2. Identifying the process
3. Identifying the set architecture
The main board drives 2 water sensor and a LCD. The default maximum temperature set by the manufacturer is 70 degree Celsius. I just want change this default maximum to temperature to 69. Can this be done by reverse engineering such as accessing the debug ports and changing the temperature parameter in the firmware or I have the flash the firmware and write the whole program myself ?
I am not Jay, but let me respond nevertheless.
Your best bet would probably be to contact the manufacturer and ask for more information. I have not spent too much time on the Eastsoft devices, but it looks like they are concentrating on marketing only the China. Hence there is no non-chinese documentation.
1. What is the format of the hex inside the MCU?
2. Identifying the process
3. Identifying the set architecture
Especially for more obscure MCUs this is something that the manufacturers often do not share openly.

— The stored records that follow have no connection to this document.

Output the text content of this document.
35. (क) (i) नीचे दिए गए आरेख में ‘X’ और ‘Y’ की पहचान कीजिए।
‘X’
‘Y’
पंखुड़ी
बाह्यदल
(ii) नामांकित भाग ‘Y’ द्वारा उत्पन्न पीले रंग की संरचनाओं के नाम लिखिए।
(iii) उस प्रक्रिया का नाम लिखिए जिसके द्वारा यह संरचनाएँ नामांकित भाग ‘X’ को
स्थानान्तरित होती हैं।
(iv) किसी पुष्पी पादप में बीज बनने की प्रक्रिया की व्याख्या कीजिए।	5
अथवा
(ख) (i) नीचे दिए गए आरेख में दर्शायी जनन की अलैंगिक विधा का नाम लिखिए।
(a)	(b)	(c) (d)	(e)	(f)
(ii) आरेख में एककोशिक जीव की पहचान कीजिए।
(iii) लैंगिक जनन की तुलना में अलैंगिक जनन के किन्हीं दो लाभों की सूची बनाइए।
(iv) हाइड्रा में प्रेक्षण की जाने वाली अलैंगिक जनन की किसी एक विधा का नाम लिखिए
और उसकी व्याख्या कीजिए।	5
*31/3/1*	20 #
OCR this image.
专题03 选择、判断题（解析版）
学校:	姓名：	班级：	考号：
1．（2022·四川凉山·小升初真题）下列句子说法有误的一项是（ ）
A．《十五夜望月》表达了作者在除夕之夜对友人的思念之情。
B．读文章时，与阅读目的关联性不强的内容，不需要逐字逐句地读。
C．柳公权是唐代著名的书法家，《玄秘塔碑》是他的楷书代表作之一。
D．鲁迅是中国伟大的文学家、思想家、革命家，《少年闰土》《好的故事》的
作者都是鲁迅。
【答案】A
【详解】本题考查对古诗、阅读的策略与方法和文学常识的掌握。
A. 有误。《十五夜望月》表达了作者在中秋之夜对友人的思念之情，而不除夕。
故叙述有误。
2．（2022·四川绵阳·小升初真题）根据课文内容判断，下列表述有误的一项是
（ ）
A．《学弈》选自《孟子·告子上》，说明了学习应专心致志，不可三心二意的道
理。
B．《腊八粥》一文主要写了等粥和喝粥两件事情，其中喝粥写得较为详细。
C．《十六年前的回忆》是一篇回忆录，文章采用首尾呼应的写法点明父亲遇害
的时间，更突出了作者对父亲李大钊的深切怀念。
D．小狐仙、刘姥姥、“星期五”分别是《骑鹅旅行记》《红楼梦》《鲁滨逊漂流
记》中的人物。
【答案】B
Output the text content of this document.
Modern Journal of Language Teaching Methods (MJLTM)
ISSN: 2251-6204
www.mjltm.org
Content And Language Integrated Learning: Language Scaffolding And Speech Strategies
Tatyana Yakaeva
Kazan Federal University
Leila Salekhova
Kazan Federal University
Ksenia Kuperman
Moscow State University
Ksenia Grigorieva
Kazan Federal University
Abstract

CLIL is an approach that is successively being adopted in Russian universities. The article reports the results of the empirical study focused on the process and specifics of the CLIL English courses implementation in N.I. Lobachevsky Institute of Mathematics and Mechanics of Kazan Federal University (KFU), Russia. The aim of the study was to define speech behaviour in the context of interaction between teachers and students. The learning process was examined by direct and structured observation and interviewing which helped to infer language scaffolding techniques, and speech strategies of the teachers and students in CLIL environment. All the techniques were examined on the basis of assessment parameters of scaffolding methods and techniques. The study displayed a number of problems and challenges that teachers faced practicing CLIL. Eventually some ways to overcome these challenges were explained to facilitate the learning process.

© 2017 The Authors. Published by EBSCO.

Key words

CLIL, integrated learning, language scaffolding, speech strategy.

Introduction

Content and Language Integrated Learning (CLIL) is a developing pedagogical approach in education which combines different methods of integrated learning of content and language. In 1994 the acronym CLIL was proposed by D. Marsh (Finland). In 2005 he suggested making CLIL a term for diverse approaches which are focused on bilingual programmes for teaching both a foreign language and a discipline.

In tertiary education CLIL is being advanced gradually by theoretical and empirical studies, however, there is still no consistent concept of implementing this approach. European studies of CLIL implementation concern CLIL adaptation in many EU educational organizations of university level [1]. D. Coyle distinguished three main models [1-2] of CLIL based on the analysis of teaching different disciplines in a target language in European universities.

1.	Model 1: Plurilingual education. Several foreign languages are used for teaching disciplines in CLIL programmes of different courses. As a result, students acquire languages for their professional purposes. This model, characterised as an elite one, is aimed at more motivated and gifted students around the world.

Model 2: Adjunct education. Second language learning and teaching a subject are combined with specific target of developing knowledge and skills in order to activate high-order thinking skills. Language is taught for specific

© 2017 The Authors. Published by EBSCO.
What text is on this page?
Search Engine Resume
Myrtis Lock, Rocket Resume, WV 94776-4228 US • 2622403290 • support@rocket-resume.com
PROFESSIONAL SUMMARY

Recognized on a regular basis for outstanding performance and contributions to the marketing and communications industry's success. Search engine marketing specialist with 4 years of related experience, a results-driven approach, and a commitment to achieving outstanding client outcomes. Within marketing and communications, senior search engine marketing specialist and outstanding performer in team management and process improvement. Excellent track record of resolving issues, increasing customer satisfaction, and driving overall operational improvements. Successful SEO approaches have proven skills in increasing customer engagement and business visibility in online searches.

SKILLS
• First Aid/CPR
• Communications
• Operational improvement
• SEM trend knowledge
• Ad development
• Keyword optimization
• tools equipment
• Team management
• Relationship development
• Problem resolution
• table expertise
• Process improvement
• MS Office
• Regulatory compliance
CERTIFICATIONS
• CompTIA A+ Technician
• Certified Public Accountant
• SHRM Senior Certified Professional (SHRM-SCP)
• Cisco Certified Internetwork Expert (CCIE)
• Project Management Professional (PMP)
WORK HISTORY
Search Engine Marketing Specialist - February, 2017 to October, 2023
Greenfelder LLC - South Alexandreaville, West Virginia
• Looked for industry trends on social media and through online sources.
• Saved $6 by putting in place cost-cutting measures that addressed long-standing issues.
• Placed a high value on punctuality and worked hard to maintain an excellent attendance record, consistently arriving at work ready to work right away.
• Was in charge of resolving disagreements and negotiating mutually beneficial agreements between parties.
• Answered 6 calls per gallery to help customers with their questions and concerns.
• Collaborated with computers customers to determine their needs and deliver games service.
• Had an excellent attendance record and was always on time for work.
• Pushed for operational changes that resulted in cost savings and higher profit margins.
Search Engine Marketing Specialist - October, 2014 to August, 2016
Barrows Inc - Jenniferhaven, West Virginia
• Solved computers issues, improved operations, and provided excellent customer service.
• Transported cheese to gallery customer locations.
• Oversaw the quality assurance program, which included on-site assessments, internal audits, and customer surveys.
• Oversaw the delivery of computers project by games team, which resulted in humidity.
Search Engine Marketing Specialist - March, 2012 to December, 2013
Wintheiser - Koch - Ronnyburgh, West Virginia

If you really need this information, one way would be to deduce it from the toolchain and code examples. This takes a lot of time and is probably only worth it of you like that challenge.
Otherwise, simply switching to a different MCU may be the better option.
I was just wondering if anyone has tried using the MDT10P509. I had a project that used PIC12C508/12F508, and wanted to see if this MDT10P509 is a viable alternative, but my various PIC programmers don’t seem to want to program this part. To be honest, I haven’t used my non-ICSP programmers in years, so I don’t know if they’ve gone bad in the meantime, or if some different programmer is needed for the MDT parts. I can’t seem to find that information. Just wondering if anyone else has looked at these and had different results.